I work with CANDLES Holocaust Museum and Education Center in Terre Haute, Indiana. One of our survivors, Mr. Michael Kor, was 18 years old when he was liberated by the 250th. It was Lt. Col. Andrew Nehf, from Terre Haute, who was in command of the 250th. Because Lt. Col. Nehf made the profound choice to help Mickey Kor come to the United States, his life was forever changed.
Mickey is now 88. He survived being taken to the Riga Ghetto and was one of 4,000 men who survived the selections made to liquidate that very ghetto when the massacres in the Rumbula Forest took place. He survived another smaller massacre of 500 people in the ghetto, was eventually taken by transport to Stuthoff and then survived Stuthoff - of which 50% of the prisoners did not. From there he was in three other camps performing forced labor. I truly regard him as the luckiest man on Earth.
By his memory, his liberation was in April of 1945 near Magdeburg, after escaping a death march from Buchenwald. He was hiding in an abandoned structure, heard voices, and didn't recognize the language - he just knew it wasn't German, so he came out with his hands up. It was the soldiers of the 250th. They cleaned him up, gave him clean clothing, and as Mickey says it, his first taste of freedom, a cold bottle of Coca-Cola.

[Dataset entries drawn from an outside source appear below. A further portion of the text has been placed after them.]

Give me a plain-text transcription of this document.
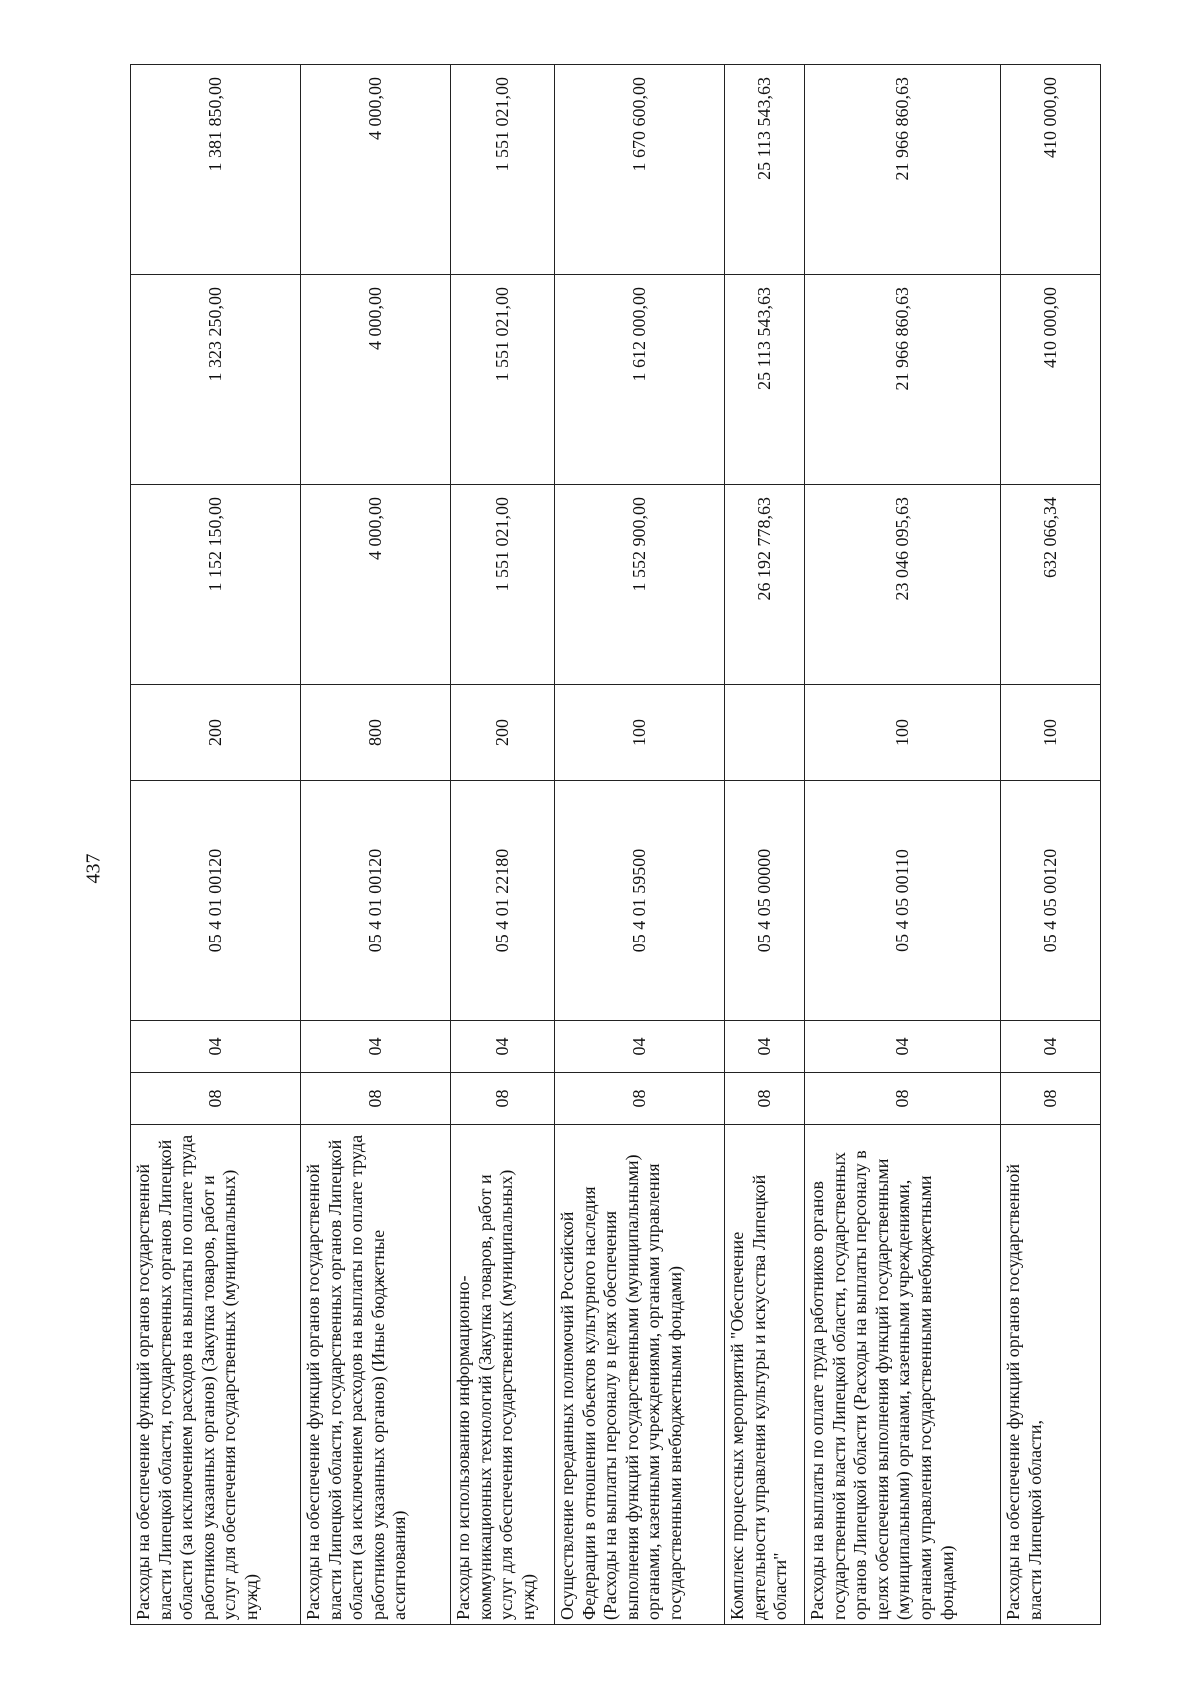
437
Расходы на обеспечение функций органов государственной власти Липецкой области, государственных органов Липецкой области (за исключением расходов на выплаты по оплате труда работников указанных органов) (Закупка товаров, работ и услуг для обеспечения государственных (муниципальных) нужд)	08	04	05 4 01 00120	200	1 152 150,00	1 323 250,00	1 381 850,00
Расходы на обеспечение функций органов государственной власти Липецкой области, государственных органов Липецкой области (за исключением расходов на выплаты по оплате труда работников указанных органов) (Иные бюджетные ассигнования)	08	04	05 4 01 00120	800	4 000,00	4 000,00	4 000,00
Расходы по использованию информационно-коммуникационных технологий (Закупка товаров, работ и услуг для обеспечения государственных (муниципальных) нужд)	08	04	05 4 01 22180	200	1 551 021,00	1 551 021,00	1 551 021,00
Осуществление переданных полномочий Российской Федерации в отношении объектов культурного наследия (Расходы на выплаты персоналу в целях обеспечения выполнения функций государственными (муниципальными) органами, казенными учреждениями, органами управления государственными внебюджетными фондами)	08	04	05 4 01 59500	100	1 552 900,00	1 612 000,00	1 670 600,00
Комплекс процессных мероприятий "Обеспечение деятельности управления культуры и искусства Липецкой области"	08	04	05 4 05 00000		26 192 778,63	25 113 543,63	25 113 543,63
Расходы на выплаты по оплате труда работников органов государственной власти Липецкой области, государственных органов Липецкой области (Расходы на выплаты персоналу в целях обеспечения выполнения функций государственными (муниципальными) органами, казенными учреждениями, органами управления государственными внебюджетными фондами)	08	04	05 4 05 00110	100	23 046 095,63	21 966 860,63	21 966 860,63
Расходы на обеспечение функций органов государственной власти Липецкой области,	08	04	05 4 05 00120	100	632 066,34	410 000,00	410 000,00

http://www.tribstar.com/local/x2112905496/Holocaust-survivor-celebrates-85th-birthday Although the article does say that Mickey is 85, he is actually 88. The museum has discovered a transport list to Stuthoff that lists his birth year as 1925. He says he can be 85 if he wants, since the Nazis stole time from him. :-)
I would like to establish locations for the 250th in late March and April of 1945 in order to "link" them with Mickey in as accurate way as possible.
The article I've linked gives information about Lt. Col. Nehf's daughter, Chris Chesley, now living in Chicago. The museum does have photos of Mickey with Lt. Col. Nehf from circa 1945.